Shenzhen’s new design museum should give Hong Kong food for thought as it awaits completion of M+ museum of visual culture
Design Society centre in Shekou, architecturally striking and with airy gallery spaces, opens with exhibition by partner the Victoria and Albert Museum, but it’s the debut in-house show that will excite visitors more
Design Society is a new cultural landmark and a symbol of the Chinese city of Shenzhen’s evolution from sweatshop to creative economy. Designed by star Japanese architect Fumihiko Maki, it houses the first overseas outpost of the Victoria and Albert Museum. That is a lot to live up to.
Gleaming white, with 71,000 square metres of floor space, and sitting on the waterfront at Shekou, it is a sight to behold.
Its interior is airy, featuring a three-storey atrium, and flooded with natural light. Floor-to-ceiling glass windows stop visitors in their tracks with a 180-degree view of Deep Bay (also called Shenzhen Bay), with Hong Kong’s northern New Territories in the distance. Its exhibition galleries are high-ceilinged and have very few columns, which allow for dramatic architectural interventions.
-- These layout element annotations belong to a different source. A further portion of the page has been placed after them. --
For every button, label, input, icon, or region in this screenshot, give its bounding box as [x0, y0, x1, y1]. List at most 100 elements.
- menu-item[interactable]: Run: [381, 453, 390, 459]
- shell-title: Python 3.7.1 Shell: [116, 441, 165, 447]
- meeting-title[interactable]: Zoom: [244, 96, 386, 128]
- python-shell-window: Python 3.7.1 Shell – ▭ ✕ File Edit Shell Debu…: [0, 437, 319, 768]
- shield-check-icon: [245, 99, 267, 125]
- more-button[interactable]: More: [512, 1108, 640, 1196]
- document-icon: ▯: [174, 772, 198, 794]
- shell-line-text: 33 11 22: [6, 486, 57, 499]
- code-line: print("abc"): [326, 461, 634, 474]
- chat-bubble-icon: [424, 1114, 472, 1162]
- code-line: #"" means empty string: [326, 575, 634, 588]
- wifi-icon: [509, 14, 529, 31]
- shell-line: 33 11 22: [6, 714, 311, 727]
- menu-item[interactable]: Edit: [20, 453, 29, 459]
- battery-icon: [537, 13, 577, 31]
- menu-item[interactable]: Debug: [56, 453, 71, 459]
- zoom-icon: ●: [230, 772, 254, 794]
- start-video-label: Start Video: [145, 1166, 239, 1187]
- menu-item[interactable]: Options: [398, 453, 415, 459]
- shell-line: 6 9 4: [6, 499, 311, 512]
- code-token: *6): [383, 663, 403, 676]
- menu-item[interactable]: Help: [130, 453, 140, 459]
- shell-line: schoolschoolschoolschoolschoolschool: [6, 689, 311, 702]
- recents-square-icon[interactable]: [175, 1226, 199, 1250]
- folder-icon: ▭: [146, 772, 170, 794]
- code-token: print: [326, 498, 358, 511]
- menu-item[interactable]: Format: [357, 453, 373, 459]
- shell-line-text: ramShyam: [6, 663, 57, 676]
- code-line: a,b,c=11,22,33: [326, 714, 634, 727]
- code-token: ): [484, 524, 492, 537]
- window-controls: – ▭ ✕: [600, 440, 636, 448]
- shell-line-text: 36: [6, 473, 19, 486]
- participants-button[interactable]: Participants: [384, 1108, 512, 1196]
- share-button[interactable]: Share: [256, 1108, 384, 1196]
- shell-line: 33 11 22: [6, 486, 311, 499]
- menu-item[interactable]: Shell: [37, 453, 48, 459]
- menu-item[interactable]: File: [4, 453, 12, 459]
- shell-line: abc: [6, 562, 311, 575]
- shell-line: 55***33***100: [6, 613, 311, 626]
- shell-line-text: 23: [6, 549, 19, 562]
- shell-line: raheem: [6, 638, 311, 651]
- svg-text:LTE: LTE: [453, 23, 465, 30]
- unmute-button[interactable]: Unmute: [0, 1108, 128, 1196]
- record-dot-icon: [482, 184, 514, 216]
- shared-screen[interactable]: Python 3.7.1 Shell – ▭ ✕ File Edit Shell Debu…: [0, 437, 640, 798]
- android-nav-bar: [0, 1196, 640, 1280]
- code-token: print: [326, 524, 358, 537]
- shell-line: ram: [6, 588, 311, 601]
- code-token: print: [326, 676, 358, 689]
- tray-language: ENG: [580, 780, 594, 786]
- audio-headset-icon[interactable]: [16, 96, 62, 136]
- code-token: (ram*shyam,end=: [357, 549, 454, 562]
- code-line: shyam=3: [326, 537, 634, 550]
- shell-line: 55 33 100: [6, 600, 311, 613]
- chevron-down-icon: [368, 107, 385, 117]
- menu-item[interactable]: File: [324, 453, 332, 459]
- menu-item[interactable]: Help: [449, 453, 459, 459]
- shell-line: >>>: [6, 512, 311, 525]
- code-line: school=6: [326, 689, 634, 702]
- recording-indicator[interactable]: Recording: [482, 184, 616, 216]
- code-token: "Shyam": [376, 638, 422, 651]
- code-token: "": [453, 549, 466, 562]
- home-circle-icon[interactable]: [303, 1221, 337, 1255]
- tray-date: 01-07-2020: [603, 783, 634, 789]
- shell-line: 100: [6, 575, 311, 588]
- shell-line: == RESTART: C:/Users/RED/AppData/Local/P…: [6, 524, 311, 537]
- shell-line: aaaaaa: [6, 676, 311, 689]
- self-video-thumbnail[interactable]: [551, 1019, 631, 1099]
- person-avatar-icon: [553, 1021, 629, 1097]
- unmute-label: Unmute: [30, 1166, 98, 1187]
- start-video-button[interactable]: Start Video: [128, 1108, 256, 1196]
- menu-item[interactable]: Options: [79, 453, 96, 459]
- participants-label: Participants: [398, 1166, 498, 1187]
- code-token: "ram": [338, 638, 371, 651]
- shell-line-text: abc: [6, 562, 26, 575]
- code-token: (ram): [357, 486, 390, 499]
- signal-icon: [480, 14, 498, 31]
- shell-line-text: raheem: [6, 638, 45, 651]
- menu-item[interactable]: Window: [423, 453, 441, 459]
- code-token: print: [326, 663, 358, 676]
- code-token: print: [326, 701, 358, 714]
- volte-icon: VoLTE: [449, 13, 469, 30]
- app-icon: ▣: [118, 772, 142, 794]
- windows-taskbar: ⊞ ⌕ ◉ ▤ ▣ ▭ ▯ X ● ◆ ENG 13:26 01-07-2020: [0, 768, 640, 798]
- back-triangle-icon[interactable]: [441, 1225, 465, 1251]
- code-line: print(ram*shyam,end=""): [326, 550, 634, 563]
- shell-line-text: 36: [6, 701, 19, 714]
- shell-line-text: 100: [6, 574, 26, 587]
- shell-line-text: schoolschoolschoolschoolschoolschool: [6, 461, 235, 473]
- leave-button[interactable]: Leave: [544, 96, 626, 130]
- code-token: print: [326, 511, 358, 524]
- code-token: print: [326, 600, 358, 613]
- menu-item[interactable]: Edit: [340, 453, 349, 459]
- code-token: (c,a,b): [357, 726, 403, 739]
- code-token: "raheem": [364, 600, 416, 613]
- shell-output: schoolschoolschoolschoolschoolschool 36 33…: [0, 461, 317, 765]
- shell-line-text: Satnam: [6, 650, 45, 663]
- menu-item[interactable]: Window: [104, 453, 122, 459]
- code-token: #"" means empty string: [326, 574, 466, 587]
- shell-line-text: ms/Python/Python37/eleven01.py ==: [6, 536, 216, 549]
There’s a lot more to Hong Kong neighbour Shenzhen than cheap suits and massages
There is a public roof garden with bar and cafe and a dramatic staircase that descends four floors to a waterfront promenade featuring a prominent statue of Yuan Geng, a former executive vice-chairman of China Merchants Group – a Chinese state-owned conglomerate with assets from Hong Kong to Djibouti in the Horn of Africa, and the founder of Design Society – who is venerated in China for turning sleepy Shekou into the nation’s first industrial zone and a laboratory for the Communist Party to experiment with a market economy.
Maki, 89, attended the December 1 opening of the 1.3 billion yuan (US$196 million) building, officially called Sea World Culture and Arts Centre. As Maki told the attending VIPs, the centre is a tribute to the power of design and the power of China, in an age when the United States and Europe are ceding their global influence to the East.
Yuan, who died last year, would have been proud. Shekou’s embrace of free market principles has become China’s way, and this corner of China is at the forefront in the application of patentable knowledge and ideas to move Chinese factories up the global value chain. Apple, IBM and Philips have opened offices in Shekou Net Valley. Chinese tech giants Tencent, DJI and Huawei are all Shenzhen firms.
A certain amount of self-congratulatory propaganda is inevitable; the Shekou Museum of Reform and Opening, which occupies one of the centre’s four galleries, will be operated by CMG and opens next year. That’s also when a branch of the Guangfu Museum – a private museum of Chinese antiques owned by the dealer/ collector Ma Weidu – will open, as well as most of the shops and restaurants, an art school and an education centre for the National Ballet of China.